If your main objection to scale working is just the lack of data, your intuitive reaction should not be, “Well it looks we could have produced AGI by scaling up a transformer++, but I guess we’re gonna run out of data first.” Your reaction should be, “Holy fuck [sic], if the internet was a lot bigger, scaling up a model whose basic structure I could write in a few hundred lines of Python code would have produced a human level mind. It's a crazy fact about the world that it’s this easy to make big-blobs-of-compute intelligent.
I’m very happy to say “holy fuck!” in response to recent LLM progress. These advances are a big deal. We just cracked the Turing test, which is impressive enough itself! But, that doesn’t mean synthetic data will be enough. I don’t think it’s surprising that the current AI paradigm, which involves datasets orders of magnitude larger than what the human brain requires to learn, will in fact run into data bottlenecks. There are also other reasons to doubt the broader scaling hypothesis, some of which I’ve discussed, so it’s a bit of a strawman to say that this is the only objection one might have within this general topic.
Next, Dwarkesh argues that models just need to be better at judging their own reasoning than de novo.
Self play doesn’t require models to be perfect at judging their own reasoning.

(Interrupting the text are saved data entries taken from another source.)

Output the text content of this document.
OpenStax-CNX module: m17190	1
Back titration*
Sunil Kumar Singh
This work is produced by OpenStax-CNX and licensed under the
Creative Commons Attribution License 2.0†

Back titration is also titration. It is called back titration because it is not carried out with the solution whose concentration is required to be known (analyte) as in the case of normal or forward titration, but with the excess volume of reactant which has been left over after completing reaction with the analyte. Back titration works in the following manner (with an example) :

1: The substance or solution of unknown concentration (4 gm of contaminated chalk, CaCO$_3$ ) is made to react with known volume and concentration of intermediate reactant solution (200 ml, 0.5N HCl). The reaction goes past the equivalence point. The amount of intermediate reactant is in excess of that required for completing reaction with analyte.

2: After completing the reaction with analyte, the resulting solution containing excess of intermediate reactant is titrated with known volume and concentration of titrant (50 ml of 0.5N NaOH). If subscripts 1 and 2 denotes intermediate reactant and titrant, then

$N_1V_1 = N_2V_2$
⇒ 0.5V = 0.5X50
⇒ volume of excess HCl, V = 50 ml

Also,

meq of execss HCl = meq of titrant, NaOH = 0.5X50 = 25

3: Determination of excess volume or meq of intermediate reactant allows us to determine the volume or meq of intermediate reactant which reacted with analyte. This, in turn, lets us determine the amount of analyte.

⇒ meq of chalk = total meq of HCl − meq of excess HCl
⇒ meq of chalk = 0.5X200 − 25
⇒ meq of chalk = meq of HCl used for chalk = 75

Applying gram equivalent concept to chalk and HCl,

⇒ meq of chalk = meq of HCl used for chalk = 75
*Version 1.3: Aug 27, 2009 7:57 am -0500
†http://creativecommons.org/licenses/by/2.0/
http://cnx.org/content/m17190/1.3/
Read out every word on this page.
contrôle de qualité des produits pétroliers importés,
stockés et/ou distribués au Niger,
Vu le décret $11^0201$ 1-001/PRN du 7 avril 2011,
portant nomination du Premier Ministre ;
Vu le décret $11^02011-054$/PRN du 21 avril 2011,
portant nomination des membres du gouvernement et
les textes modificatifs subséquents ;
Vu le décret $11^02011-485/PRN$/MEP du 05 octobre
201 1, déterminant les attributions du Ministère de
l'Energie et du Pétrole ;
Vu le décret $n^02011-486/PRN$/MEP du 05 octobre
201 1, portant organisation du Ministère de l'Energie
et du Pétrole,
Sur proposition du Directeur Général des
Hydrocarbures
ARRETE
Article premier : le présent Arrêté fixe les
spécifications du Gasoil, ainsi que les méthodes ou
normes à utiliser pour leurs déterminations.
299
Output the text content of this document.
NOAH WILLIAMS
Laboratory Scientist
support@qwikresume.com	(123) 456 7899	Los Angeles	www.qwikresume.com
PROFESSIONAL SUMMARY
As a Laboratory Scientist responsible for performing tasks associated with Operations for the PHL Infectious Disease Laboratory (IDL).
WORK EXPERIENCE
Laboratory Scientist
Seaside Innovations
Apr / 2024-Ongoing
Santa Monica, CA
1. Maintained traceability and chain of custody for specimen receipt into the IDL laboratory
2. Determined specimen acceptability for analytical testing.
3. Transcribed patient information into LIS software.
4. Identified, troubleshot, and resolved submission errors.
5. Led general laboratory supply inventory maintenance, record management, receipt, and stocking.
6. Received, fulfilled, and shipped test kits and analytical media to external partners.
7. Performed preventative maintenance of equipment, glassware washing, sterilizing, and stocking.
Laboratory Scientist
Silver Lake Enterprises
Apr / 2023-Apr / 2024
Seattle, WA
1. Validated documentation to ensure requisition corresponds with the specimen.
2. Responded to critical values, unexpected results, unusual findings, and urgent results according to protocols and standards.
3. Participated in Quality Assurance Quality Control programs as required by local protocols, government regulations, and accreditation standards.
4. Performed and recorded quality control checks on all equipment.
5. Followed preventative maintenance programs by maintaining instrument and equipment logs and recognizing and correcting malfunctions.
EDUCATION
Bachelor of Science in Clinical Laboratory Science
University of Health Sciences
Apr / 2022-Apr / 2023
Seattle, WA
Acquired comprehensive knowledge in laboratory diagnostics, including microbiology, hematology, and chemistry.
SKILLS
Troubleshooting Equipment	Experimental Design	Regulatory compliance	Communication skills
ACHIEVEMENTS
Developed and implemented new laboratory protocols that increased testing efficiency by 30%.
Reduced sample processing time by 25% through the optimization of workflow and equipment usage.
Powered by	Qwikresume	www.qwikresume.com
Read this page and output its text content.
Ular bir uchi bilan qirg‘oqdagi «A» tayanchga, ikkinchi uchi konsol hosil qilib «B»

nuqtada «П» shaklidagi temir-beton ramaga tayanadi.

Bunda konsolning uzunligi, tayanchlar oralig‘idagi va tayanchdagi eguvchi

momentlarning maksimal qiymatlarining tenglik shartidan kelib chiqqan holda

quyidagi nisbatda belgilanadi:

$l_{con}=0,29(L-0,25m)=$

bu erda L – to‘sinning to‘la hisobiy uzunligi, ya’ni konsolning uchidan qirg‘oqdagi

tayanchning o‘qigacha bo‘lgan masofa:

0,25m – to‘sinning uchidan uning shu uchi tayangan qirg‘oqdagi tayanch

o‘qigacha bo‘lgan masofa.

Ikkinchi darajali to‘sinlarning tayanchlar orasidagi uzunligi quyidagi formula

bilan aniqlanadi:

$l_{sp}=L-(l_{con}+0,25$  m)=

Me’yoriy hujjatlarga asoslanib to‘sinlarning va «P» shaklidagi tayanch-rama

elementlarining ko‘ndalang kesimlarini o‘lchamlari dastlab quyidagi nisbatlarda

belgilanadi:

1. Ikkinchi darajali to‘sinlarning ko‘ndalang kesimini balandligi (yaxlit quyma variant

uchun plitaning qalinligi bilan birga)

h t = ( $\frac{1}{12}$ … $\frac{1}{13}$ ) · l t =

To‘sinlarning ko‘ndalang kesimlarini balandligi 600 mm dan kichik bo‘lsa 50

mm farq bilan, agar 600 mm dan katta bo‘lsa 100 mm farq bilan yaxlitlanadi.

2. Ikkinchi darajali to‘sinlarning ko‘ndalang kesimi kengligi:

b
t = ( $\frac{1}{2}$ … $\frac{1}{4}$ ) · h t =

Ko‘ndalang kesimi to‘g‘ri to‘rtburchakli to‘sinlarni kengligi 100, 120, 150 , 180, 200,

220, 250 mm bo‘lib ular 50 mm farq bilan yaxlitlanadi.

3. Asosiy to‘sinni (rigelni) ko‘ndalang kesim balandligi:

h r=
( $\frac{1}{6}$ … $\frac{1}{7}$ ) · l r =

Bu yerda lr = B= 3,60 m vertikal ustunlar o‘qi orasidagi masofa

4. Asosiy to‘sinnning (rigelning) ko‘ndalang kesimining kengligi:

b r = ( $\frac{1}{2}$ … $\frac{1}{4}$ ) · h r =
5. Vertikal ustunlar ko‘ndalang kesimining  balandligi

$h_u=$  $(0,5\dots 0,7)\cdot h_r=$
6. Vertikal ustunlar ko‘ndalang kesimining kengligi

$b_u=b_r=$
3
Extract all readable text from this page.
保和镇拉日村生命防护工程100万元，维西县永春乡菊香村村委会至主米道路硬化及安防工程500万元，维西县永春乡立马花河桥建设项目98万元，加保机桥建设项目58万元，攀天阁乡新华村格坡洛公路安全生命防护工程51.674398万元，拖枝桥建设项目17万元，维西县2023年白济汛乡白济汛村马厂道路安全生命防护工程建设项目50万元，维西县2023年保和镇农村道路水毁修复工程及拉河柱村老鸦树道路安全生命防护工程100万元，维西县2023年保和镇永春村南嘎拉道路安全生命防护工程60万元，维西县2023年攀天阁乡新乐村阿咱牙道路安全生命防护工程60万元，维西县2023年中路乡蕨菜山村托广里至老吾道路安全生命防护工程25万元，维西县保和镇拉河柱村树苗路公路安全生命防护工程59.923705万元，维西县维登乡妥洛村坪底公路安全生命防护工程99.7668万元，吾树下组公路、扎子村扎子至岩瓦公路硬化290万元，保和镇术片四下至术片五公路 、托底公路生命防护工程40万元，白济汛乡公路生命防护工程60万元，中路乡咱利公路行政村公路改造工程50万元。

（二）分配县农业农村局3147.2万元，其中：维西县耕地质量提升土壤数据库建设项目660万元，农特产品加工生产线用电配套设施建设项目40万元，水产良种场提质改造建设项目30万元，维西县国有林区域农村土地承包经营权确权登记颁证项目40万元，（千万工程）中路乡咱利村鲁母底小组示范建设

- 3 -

They just have to be better at evaluating reasoning than at doing it de novo (which clearly already seems to be the case - see Constitutional AI, or just play around GPT for a few minutes, and notice that it seems better at explaining why what you wrote down is wrong than it is at coming up with the right answer by itself)4.
Here we see a concrete example in the form of Constitutional AI. This was a paper published in late 2022 by Anthropic which used a “Constitution” as the only human-generated data in the fine-tuning process for Claude. This is a nice idea, but it is more useful for alignment and safety than for superhuman performance on hard reasoning tasks. What would the Constitution for the biochemistry expert LLM be? “You are a scientist. Be smart, do good science, don’t hurt anyone”? This may be directionally useful but I don’t believe it’s a paradigm shift in LLM inference.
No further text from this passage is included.